Kill switches would be a gift to hackers, not national security

Nvidia has come out swinging against the idea of embedding backdoors or kill switches in its AI hardware, calling the notion dangerous and unworkable.

The chipmaker responded bluntly after Chinese regulators raised concerns about the integrity of Nvidia’s hardware, and as some US lawmakers float legislation that could require exactly that.

The company said: “There are no back doors in Nvidia chips. No kill switches. No spyware. That’s not how trustworthy systems are built and never will be.”

The firm published a blog post explicitly distancing itself from the idea, criticising what it called “pundits and policymakers” for pushing proposals that would actively weaken digital infrastructure. Nvidia argued that such measures would hand hackers and hostile actors easy access to critical systems and fracture global trust in US-made technology.

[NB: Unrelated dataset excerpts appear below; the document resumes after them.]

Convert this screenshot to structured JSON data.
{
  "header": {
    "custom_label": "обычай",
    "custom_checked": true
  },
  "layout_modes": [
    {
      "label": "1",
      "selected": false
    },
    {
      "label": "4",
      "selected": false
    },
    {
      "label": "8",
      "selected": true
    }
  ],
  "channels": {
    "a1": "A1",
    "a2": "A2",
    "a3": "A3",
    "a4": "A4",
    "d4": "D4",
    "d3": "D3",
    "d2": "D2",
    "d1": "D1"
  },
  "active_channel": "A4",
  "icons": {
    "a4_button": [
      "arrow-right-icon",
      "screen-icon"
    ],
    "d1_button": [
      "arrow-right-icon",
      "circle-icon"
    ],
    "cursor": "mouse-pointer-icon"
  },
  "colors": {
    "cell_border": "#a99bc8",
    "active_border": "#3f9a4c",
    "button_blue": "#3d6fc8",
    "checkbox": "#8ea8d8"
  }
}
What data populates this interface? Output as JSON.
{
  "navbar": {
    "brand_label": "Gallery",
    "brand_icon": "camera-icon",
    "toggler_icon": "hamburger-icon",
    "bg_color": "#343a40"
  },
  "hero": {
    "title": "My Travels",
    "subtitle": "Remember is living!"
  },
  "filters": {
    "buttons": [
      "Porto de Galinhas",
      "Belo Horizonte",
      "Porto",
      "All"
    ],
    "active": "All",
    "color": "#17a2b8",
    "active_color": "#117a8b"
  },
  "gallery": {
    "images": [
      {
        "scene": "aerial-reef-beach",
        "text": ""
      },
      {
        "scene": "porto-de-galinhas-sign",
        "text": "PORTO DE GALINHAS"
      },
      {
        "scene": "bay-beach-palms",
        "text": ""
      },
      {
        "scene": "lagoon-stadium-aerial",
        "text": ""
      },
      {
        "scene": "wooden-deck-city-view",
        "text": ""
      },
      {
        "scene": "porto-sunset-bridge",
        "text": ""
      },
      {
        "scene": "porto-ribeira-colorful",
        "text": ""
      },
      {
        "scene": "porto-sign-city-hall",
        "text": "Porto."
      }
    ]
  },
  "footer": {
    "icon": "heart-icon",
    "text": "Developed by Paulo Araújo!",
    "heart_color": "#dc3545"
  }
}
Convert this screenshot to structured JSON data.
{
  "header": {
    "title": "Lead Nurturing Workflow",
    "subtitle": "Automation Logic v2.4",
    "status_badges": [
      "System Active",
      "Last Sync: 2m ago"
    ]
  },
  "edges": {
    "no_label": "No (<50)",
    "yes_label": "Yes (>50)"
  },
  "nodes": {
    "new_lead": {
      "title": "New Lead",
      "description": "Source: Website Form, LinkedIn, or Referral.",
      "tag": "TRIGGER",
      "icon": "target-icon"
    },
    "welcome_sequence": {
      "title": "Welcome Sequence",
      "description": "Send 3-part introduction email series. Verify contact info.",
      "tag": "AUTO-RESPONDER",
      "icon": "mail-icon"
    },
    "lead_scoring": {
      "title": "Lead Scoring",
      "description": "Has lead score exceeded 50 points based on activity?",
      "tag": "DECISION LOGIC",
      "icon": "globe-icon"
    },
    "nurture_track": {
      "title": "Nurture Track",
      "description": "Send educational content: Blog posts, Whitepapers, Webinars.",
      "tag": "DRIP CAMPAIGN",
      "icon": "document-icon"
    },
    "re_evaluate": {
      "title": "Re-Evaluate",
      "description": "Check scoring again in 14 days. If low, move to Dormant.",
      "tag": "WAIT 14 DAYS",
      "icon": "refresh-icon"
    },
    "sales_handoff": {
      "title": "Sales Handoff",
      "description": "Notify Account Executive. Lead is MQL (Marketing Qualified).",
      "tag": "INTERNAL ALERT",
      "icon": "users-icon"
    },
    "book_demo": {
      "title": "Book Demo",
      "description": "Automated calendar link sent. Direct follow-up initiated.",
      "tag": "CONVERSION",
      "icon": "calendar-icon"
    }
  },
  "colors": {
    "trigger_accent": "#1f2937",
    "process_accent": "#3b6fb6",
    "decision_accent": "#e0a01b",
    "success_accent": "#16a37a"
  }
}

Nvidia added that embedding kill switches would echo the failed “Clipper Chip” programme in the 1990s when the US government tried to bake backdoors into encryption hardware. That ended in a security mess, with attackers exploiting the system and leaving American networks more vulnerable.

“Established law wisely requires companies to fix vulnerabilities not create them,” said Nvidia.

It is not a coincidence that Nvidia’s stance arrived just as Chinese regulators began scrutinising the firm’s AI chip shipments, especially the H20, which has faced supply issues thanks to US export controls. The timing suggests Nvidia is trying to reassure both Beijing and Washington that its chips can be trusted without adding legally mandated sabotage points.

Nvidia may also be looking to head off a future Senate bill that could force chipmakers to include security override features. So far, nothing has been passed but the conversation is heating up, especially as AI hardware becomes strategically vital.